Solve the system of linear equations using matrices. x+y+z=3 2x+3y+2z=7 3x-4y+z=4

Step 1
Given equation
x+y+z=3
2x+3y+2z=7
3x-4y+z=4
in matrix form
$A=\left[\begin{array}{ccc}1& 1& 1\\ 2& 3& 2\\ 3& -4& 1\end{array}\right]$
$B=\left[\begin{array}{c}3\\ 7\\ 4\end{array}\right]$
$X=\left[\begin{array}{c}x\\ y\\ z\end{array}\right]$
we know that $A\cdot X=B$
So, $X=A^{-1}\cdot B$
Step 2
Now,
$X=A^{-1}\cdot B$
We have to find $A^{-1}$
Adjoin the identity matrix onto the right of the original matrix, so that you have A on the left side and the identity matrix on the right side. $\left[\begin{array}{ccc}1& 1& 1\\ 2& 3& 2\\ 3& -4& 1\end{array}\right]=\left[\begin{array}{ccc}1& 0& 0\\ 0& 1& 0\\ 0& 0& 1\end{array}\right]$
now we will apply the elementary row method $R_2-2R_1\to R_2$ (multiply 1 row by 2 and subtract it from 2 row), $R_3-3R_1\to R_3$ (multiply 1 row by 3 and subtract it from 3 row)

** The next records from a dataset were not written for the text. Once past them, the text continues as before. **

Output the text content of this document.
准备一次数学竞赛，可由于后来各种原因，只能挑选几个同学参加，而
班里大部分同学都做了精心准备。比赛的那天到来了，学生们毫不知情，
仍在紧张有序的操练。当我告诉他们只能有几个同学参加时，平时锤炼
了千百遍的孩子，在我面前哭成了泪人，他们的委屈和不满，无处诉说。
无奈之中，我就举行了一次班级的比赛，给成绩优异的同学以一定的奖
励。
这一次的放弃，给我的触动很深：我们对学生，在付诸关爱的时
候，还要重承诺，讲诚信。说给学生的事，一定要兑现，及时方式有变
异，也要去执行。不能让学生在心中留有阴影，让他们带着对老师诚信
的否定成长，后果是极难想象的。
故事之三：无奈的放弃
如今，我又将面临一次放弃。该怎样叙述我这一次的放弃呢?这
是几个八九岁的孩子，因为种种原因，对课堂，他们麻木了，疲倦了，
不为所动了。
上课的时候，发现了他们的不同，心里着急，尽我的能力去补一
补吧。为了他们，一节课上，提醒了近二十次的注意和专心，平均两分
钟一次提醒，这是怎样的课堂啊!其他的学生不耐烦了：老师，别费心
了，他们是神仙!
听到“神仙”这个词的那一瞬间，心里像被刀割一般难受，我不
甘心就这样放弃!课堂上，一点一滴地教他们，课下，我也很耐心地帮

$$\begin{gathered} \left[\begin{array}{ccc}1& 1& 1\\ 2-2\cdot 1& 3-2\cdot 1& 2-2\cdot 1\\ 3-3\cdot 1& -4-3\cdot 1& 1-3\cdot 1\end{array}\right]=\left[\begin{array}{ccc}1& 0& 0\\ 0-2\cdot 1& 1-2\cdot 0& 0-2\cdot 0\\ 0-3\cdot 1& 0-3\cdot 0& 1-3\cdot 0\end{array}\right] \\ \left[\begin{array}{ccc}1& 1& 1\\ 0& 1& 0\\ 0& -7& -2\end{array}\right]=\left[\begin{array}{ccc}1& 0& 0\\ -2& 1& 0\\ -3& 0& 1\end{array}\right] \end{gathered}$$
$R_1-1R_2\to R_1$ (multiply 2 row by 1 and subtract it from 1 row), $R_3+7R_2\to R_3$ (multiply 2 row by 7 and add it to 3 row)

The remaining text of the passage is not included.